The claim is even more extraordinary upon a closer look, for in addition to wacky comedies, love stories and serious explorations of human nature, we also see experimentalism, art film, historical movies, magical realism, musicals, philosophical reflection, pure fluff, mockumentaries, parodies, tragedies and a singular ability for mixing any of the above at whim. And all that before Match Point, his first genuine noir thriller in 2006.

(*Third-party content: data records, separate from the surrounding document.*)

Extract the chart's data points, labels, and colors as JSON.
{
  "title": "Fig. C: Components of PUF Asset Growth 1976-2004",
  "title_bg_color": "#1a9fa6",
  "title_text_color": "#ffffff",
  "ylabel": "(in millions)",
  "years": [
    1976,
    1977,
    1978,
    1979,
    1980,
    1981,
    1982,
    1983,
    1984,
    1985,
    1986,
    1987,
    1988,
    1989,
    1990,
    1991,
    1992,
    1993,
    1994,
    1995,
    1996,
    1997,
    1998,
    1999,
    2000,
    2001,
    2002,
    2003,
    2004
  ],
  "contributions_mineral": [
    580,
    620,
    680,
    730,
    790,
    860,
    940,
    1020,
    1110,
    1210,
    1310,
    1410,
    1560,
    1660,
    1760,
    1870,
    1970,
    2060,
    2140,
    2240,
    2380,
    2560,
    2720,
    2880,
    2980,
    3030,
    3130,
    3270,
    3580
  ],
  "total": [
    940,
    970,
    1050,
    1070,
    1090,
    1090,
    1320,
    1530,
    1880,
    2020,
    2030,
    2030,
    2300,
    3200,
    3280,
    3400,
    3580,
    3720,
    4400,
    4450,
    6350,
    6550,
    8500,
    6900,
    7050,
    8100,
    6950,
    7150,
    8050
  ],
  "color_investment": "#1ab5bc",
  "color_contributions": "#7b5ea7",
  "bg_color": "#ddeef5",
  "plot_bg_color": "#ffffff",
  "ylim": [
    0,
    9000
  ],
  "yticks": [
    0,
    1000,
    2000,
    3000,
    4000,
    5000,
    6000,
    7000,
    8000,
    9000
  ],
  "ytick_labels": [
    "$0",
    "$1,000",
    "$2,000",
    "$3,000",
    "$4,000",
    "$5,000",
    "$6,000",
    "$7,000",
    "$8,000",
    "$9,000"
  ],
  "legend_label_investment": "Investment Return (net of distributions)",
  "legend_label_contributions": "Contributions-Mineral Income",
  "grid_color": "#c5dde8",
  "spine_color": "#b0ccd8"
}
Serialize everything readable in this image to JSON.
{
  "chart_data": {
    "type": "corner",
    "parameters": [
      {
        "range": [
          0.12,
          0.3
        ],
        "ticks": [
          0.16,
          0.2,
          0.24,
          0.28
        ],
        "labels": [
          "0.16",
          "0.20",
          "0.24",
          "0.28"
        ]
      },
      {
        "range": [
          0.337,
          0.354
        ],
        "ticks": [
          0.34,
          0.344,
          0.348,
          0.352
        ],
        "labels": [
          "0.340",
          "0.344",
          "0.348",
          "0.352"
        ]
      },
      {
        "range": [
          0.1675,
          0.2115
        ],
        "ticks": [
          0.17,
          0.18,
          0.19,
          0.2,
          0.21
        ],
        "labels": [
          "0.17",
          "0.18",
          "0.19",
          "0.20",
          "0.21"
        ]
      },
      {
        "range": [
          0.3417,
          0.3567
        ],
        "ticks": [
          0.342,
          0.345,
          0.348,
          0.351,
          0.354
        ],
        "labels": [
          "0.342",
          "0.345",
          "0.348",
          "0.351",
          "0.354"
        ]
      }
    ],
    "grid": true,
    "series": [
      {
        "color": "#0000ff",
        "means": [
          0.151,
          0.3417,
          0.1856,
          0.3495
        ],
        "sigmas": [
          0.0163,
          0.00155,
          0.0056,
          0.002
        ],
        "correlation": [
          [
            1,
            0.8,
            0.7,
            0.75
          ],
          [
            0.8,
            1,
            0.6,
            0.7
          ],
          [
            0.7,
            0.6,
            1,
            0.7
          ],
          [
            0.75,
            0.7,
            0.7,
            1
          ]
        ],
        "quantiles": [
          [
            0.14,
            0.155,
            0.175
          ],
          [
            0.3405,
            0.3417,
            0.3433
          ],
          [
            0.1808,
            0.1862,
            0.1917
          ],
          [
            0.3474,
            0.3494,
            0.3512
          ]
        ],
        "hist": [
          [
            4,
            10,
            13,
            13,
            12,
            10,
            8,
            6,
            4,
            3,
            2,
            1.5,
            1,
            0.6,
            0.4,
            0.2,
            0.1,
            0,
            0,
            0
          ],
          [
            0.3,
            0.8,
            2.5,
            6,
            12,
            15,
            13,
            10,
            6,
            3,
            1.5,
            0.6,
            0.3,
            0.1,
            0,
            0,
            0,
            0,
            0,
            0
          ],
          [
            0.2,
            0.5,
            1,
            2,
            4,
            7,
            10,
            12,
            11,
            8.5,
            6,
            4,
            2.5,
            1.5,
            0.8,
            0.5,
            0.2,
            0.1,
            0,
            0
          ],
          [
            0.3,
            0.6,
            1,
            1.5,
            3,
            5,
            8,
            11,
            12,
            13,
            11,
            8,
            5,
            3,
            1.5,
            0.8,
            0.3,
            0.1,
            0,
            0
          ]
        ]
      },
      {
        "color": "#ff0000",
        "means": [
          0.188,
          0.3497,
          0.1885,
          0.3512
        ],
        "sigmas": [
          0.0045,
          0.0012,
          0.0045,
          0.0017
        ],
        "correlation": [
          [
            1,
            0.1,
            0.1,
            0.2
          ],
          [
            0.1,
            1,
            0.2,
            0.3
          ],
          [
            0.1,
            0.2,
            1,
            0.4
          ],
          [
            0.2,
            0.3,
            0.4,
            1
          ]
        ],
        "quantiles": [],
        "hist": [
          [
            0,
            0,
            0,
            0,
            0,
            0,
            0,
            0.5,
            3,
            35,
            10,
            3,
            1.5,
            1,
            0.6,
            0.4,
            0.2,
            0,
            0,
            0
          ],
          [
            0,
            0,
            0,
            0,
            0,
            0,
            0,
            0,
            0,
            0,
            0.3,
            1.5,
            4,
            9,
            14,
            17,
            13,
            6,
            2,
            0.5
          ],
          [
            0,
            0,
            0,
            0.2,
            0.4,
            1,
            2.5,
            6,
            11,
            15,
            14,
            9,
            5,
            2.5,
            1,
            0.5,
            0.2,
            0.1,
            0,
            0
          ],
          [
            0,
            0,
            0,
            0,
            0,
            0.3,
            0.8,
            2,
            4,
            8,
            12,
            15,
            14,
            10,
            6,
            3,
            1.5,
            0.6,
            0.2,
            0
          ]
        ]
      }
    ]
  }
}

Of course, certain themes recur: sex, infidelity, hypochondria, reflections on death, neurotic writers, psychoanalysis, men in love with younger women, and so on. It would take a very deluded Woody Allen fan not to admit that, but the variety of genres and cinematic techniques, the variety of reappearing themes themselves, make it a stretch past the breaking point to say he is merely repeating himself. Rather, these themes are like motifs that, rather than running throughout individual works, run throughout his work as a whole.

 

Myth 2: Woody Allen’s recent work isn’t very good. To contradict this, we need merely look at the last ten years of films he has written and directed, a total of ten films from 2004 to present. Based on my own recollection of their reception, four have been unqualified successes, pleasing fans, garnering positive reviews, or winning prestigious awards: Match Point (2005), Vicki Cristina Barcelona (2008), Midnight in Paris (2011) and Blue Jasmine (2013). The other six might have been the subject of negative or mixed reviews--while still pleasing many fans--but how many directors can come up with a bona fide gem every two or three years?

If there was a slump, I think it came earlier, for a four-film run from 2000 to 2003: Small Time Crooks, The Curse of the Jade Scorpion, Hollywood Ending and Anything Else. Not only is that not recent, but it’s only three years in a career now spanning nearly five decades with numerous masterworks both before and since. To speak of even the last few years, Midnight in Paris was Woody Allen’s highest-grossing film to date and Cate Blanchett won the Oscar for Best Actress for her performance in Blue Jasmine.

 

I can’t for the life of me understand how these myths persist. Film critics must be familiar enough with Allen’s work to see the daylight between Bananas, Stardust Memories, The Purple Rose of Cairo and Cassandra’s Dream. Surely cinema reportage can’t laud Allen for Midnight in Paris in 2011, Blue Jasmine in 2013 and forget all that by Magic in the Moonlight in 2014.

It’s baffling.

One of the perks of living in a big city like Tokyo is the guarantee that some movie theater somewhere is showing Woody Allen’s latest film. My wife and I used to enjoy going to a little theater in Ebina and getting our fix with all the other die-hard Allen fans, but that’s off the tables now that we have a toddler. I’ll pick up the DVD sometime and determine for myself whether Magic in the Moonlight is any good. Either way, I’ll look forward to his next film and grit my teeth when these myths pop up again.